Ils seront frustrant(e )s puisqu’ils conforteront le blocage, mais ils confirmeront aussi la piètre image qu’on a de soi, un looser au lit. De manière étrange, c’est souvent dans les relations continues que la peur du jugement opère de manière la plus efficace, on endosse l’étiquette de « mauvais coup » et on finit par figer les rôles.
Pour sortir de ses peurs, la première chose à faire est de prendre conscience de ce qui se joue réellement au niveau de l’intime. Il faut se poser certaines questions. Suis-je toujours bloqué ou seulement avec cette personne ? Est-ce que ce sont ses exigences qui me paralysent ? Que se passerait-il vraiment si j’exprimais mon désir ou mes fantasmes ? Ai-je envie que cela change ? Que faudrait-il pour que je me lance ?…
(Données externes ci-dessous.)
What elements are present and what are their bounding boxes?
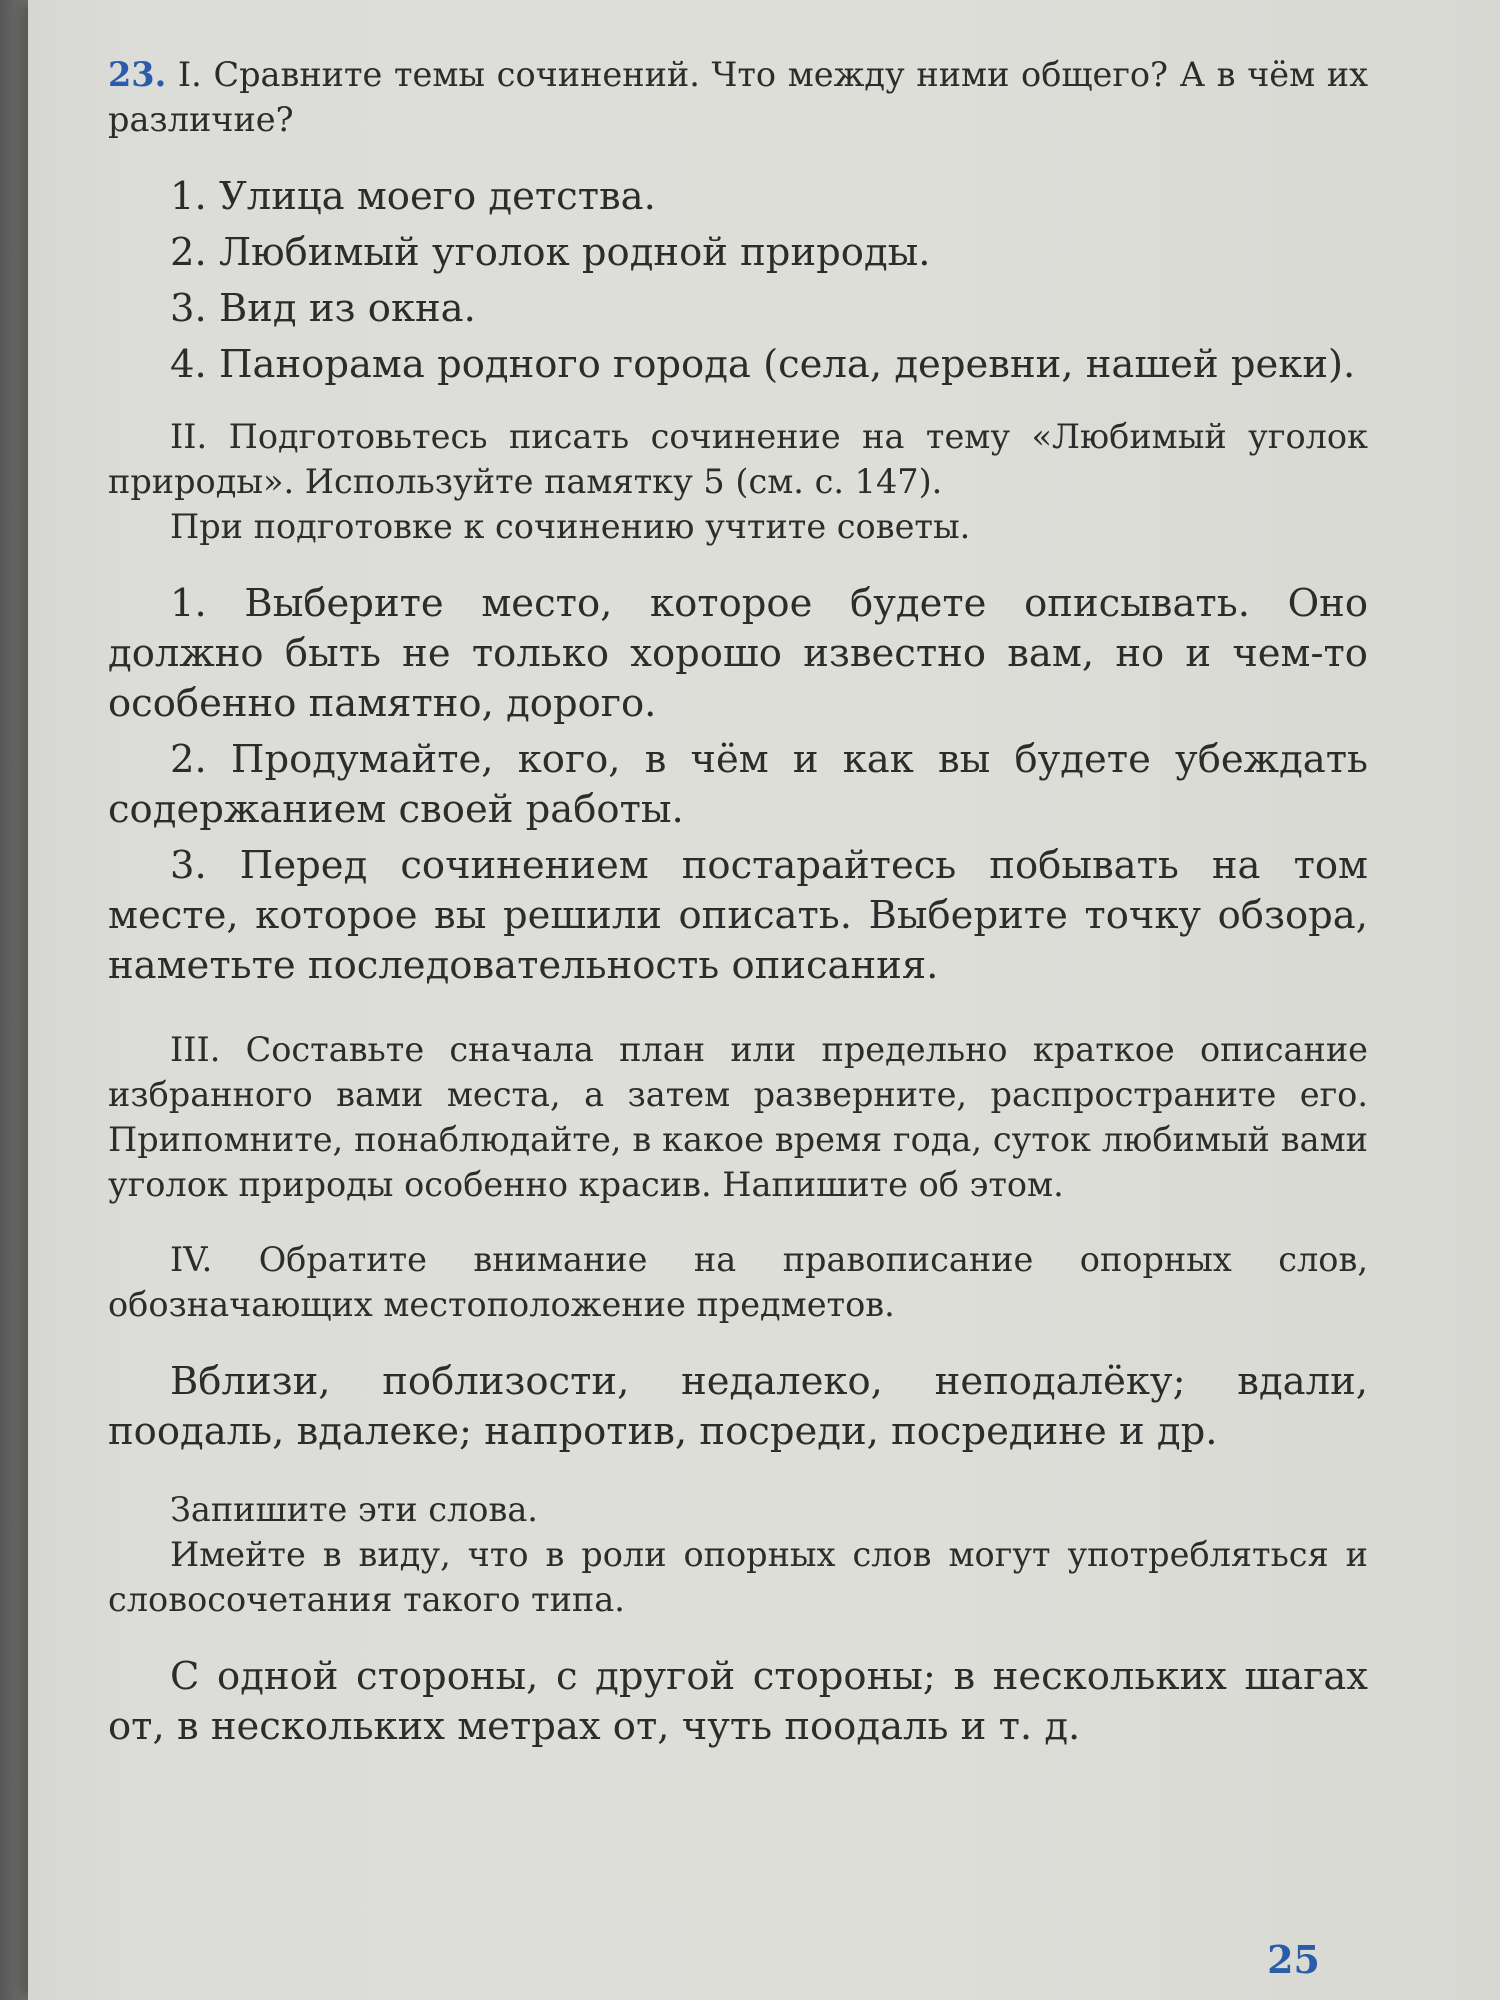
topics-list <box>108 172 1368 390</box>
part4-text: IV. Обратите внимание на правописание опорных слов, обозначающих местоположение предметов. <box>108 1240 1368 1324</box>
topic-item: 3. Вид из окна. <box>170 286 476 331</box>
textbook-page <box>28 0 1500 2000</box>
page-content <box>108 52 1368 1752</box>
advice-list <box>108 579 1368 991</box>
phrases-list: С одной стороны, с другой стороны; в нескольких шагах от, в нескольких метрах от, чуть поодаль и т. д. <box>108 1654 1368 1749</box>
topic-item: 4. Панорама родного города (села, деревни, нашей реки). <box>170 342 1356 387</box>
instruction-note: Имейте в виду, что в роли опорных слов могут употребляться и словосочетания такого типа. <box>108 1535 1368 1619</box>
part3-block <box>108 1027 1368 1207</box>
task-heading <box>108 52 1368 142</box>
topic-item: 2. Любимый уголок родной природы. <box>170 230 931 275</box>
advice-item: 3. Перед сочинением постарайтесь побывать на том месте, которое вы решили описать. Выберите точку обзора, наметьте последовательность описания. <box>108 843 1368 988</box>
book-gutter <box>0 0 28 2000</box>
instructions-block <box>108 1487 1368 1622</box>
part3-text: III. Составьте сначала план или предельно краткое описание избранного вами места, а затем разверните, распространите его. Припомните, понаблюдайте, в какое время года, суток любимый вами уголок природы особенно красив. Напишите об этом. <box>108 1030 1368 1204</box>
advice-intro: При подготовке к сочинению учтите советы. <box>170 507 971 546</box>
anchor-phrases <box>108 1652 1368 1752</box>
part2-block <box>108 414 1368 549</box>
topic-item: 1. Улица моего детства. <box>170 174 656 219</box>
part4-block <box>108 1237 1368 1327</box>
advice-item: 2. Продумайте, кого, в чём и как вы будете убеждать содержанием своей работы. <box>108 737 1368 832</box>
anchor-words <box>108 1357 1368 1457</box>
page-number: 25 <box>1267 1937 1320 1982</box>
task-number: 23. <box>108 55 167 94</box>
words-list: Вблизи, поблизости, недалеко, неподалёку; вдали, поодаль, вдалеке; напротив, посреди, посредине и др. <box>108 1359 1368 1454</box>
advice-item: 1. Выберите место, которое будете описывать. Оно должно быть не только хорошо известно вам, но и чем-то особенно памятно, дорого. <box>108 581 1368 726</box>
part2-text: II. Подготовьтесь писать сочинение на тему «Любимый уголок природы». Используйте памятку 5 (см. с. 147). <box>108 417 1368 501</box>
part1-label: I. <box>177 55 202 94</box>
part1-text: Сравните темы сочинений. Что между ними общего? А в чём их различие? <box>108 55 1368 139</box>
instruction-write: Запишите эти слова. <box>170 1490 538 1529</box>
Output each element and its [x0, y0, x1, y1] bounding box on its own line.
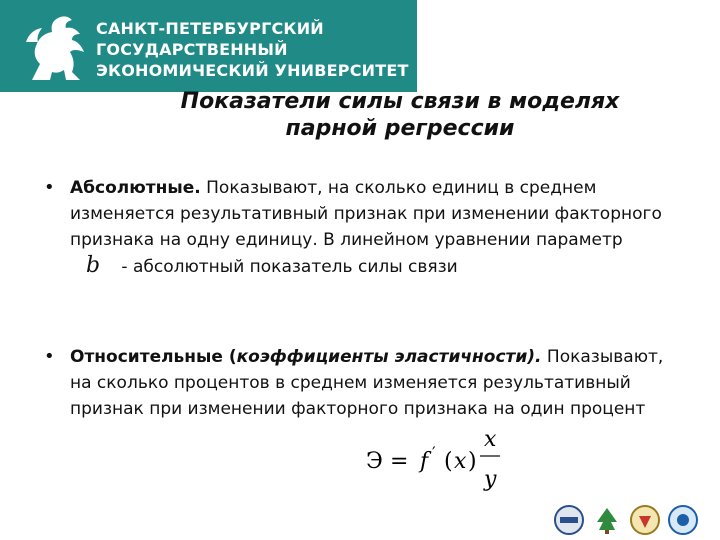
parameter-b: b: [85, 253, 101, 278]
crest-logo-icon: [629, 504, 661, 536]
formula-paren-open: (: [444, 449, 453, 474]
bullet-marker: •: [44, 346, 55, 367]
formula-numerator: x: [484, 427, 497, 452]
griffin-logo-icon: [22, 12, 92, 84]
slide-title: [120, 88, 680, 142]
tree-logo-icon: [591, 504, 623, 536]
university-name: [96, 18, 409, 81]
formula-eq: =: [390, 449, 409, 474]
bullet-text: [70, 344, 674, 422]
university-line-3: ЭКОНОМИЧЕСКИЙ УНИВЕРСИТЕТ: [96, 61, 409, 80]
formula-arg: x: [454, 449, 467, 474]
formula-prime: ′: [432, 443, 436, 462]
formula-lhs: Э: [366, 449, 383, 474]
bullet-lead: Относительные (: [70, 347, 237, 367]
bullet-relative: [44, 344, 674, 422]
university-line-2: ГОСУДАРСТВЕННЫЙ: [96, 40, 288, 59]
university-line-1: САНКТ-ПЕТЕРБУРГСКИЙ: [96, 19, 324, 38]
bullet-body-1: Показывают, на сколько единиц в среднем изменяется результативный признак при изменении факторного признака на одну единицу. В линейном уравнении параметр: [70, 178, 662, 250]
seal-logo-icon: [667, 504, 699, 536]
formula-paren-close: ): [468, 449, 477, 474]
slide-title-line-2: парной регрессии: [285, 116, 515, 141]
bullet-lead: Абсолютные.: [70, 178, 201, 198]
bullet-body-2: - абсолютный показатель силы связи: [116, 257, 458, 277]
bullet-marker: •: [44, 177, 55, 198]
header-banner: [0, 0, 417, 92]
formula-f: f: [420, 449, 429, 474]
slide-title-line-1: Показатели силы связи в моделях: [180, 89, 620, 114]
bullet-absolute: [44, 175, 674, 280]
bullet-body: Показывают, на сколько процентов в среднем изменяется результативный признак при изменении факторного признака на один процент: [70, 347, 664, 419]
formula-denominator: y: [484, 467, 497, 492]
footer-logos: [553, 500, 718, 540]
emblem-logo-icon: [553, 504, 585, 536]
bullet-text: [70, 175, 674, 280]
bullet-lead-italic: коэффициенты эластичности).: [236, 347, 542, 367]
elasticity-formula: [362, 424, 512, 496]
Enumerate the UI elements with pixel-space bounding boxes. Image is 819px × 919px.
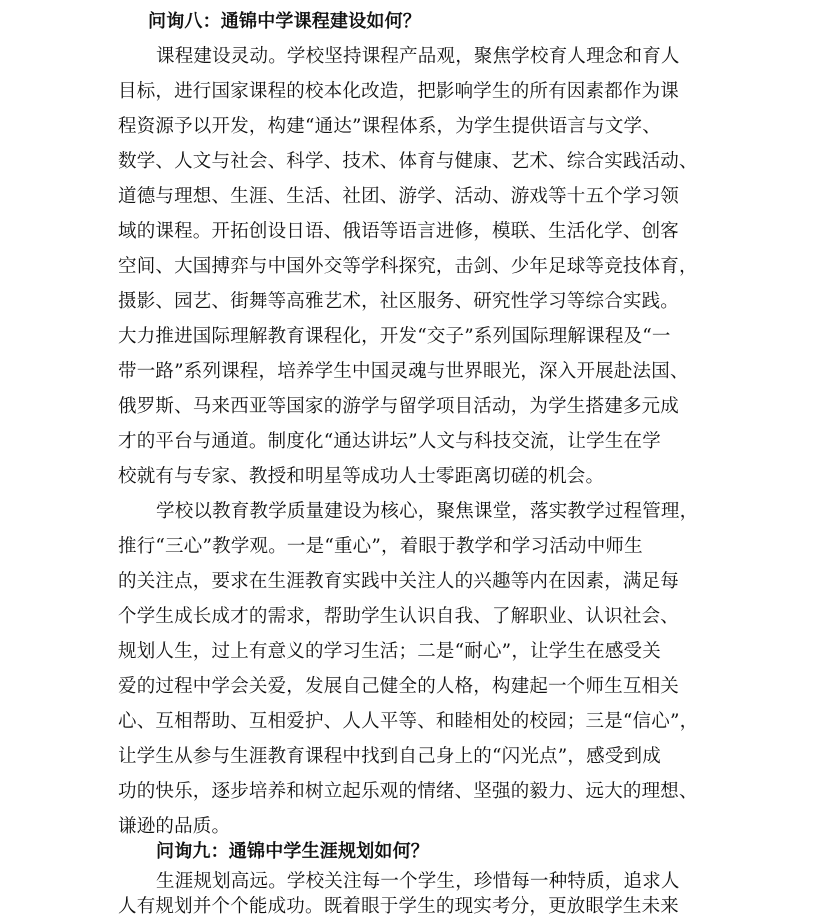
section-9-heading: 问询九：通锦中学生涯规划如何？ — [156, 841, 429, 862]
text-line: 数学、人文与社会、科学、技术、体育与健康、艺术、综合实践活动、 — [118, 151, 698, 172]
text-line: 大力推进国际理解教育课程化，开发“交子”系列国际理解课程及“一 — [118, 326, 671, 347]
text-line: 学校以教育教学质量建设为核心，聚焦课堂，落实教学过程管理， — [156, 501, 699, 522]
text-line: 让学生从参与生涯教育课程中找到自己身上的“闪光点”，感受到成 — [118, 746, 661, 767]
text-line: 校就有与专家、教授和明星等成功人士零距离切磋的机会。 — [118, 466, 605, 487]
text-line: 带一路”系列课程，培养学生中国灵魂与世界眼光，深入开展赴法国、 — [118, 361, 689, 382]
text-line: 规划人生，过上有意义的学习生活；二是“耐心”，让学生在感受关 — [118, 641, 661, 662]
section-8-heading: 问询八：通锦中学课程建设如何？ — [148, 11, 421, 32]
text-line: 生涯规划高远。学校关注每一个学生，珍惜每一种特质，追求人 — [156, 871, 680, 892]
text-line: 空间、大国搏弈与中国外交等学科探究，击剑、少年足球等竞技体育， — [118, 256, 698, 277]
text-line: 谦逊的品质。 — [118, 816, 231, 837]
text-line: 推行“三心”教学观。一是“重心”，着眼于教学和学习活动中师生 — [118, 536, 643, 557]
text-line: 道德与理想、生涯、生活、社团、游学、活动、游戏等十五个学习领 — [118, 186, 680, 207]
text-line: 爱的过程中学会关爱，发展自己健全的人格，构建起一个师生互相关 — [118, 676, 680, 697]
text-line: 才的平台与通道。制度化“通达讲坛”人文与科技交流，让学生在学 — [118, 431, 661, 452]
text-line: 个学生成长成才的需求，帮助学生认识自我、了解职业、认识社会、 — [118, 606, 680, 627]
text-line: 心、互相帮助、互相爱护、人人平等、和睦相处的校园；三是“信心”， — [118, 711, 699, 732]
text-line: 程资源予以开发，构建“通达”课程体系，为学生提供语言与文学、 — [118, 116, 661, 137]
text-line: 的关注点，要求在生涯教育实践中关注人的兴趣等内在因素，满足每 — [118, 571, 680, 592]
text-line: 课程建设灵动。学校坚持课程产品观，聚焦学校育人理念和育人 — [156, 46, 680, 67]
text-line: 域的课程。开拓创设日语、俄语等语言进修，模联、生活化学、创客 — [118, 221, 680, 242]
text-line: 目标，进行国家课程的校本化改造，把影响学生的所有因素都作为课 — [118, 81, 680, 102]
text-line: 俄罗斯、马来西亚等国家的游学与留学项目活动，为学生搭建多元成 — [118, 396, 680, 417]
text-line: 摄影、园艺、街舞等高雅艺术，社区服务、研究性学习等综合实践。 — [118, 291, 680, 312]
text-line: 功的快乐，逐步培养和树立起乐观的情绪、坚强的毅力、远大的理想、 — [118, 781, 698, 802]
text-line: 人有规划并个个能成功。既着眼于学生的现实考分，更放眼学生未来 — [118, 896, 680, 917]
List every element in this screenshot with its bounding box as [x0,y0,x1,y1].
La meilleure façon de le savoir est d’essayer.
La « technique du miroir » est très payante, on fait à l’autre ce que l’on aime et on lui demande s’il aime. Normalement, lui aussi pose la question en retour, et du coup, cela permet d’amorcer le changement. Une douce connivence des corps s’installe, on est plus à l’aise. On tente un nouveau geste, puis un autre, puis un autre…Petit à petit la confiance vient.
Si décidément, les progrès sont lents ou peu convaincants, on peut essayer de renouer tout seul avec son corps : pas en se masturbant (encore que cela permette de mieux se connaître, donc de prendre confiance en soi), mais en essayant des techniques comme le yoga, le théâtre, le chant, ils peuvent faire bouger les lignes. On peut aller aussi du côté de la thérapie émotionnelle ou de la sexothérapie.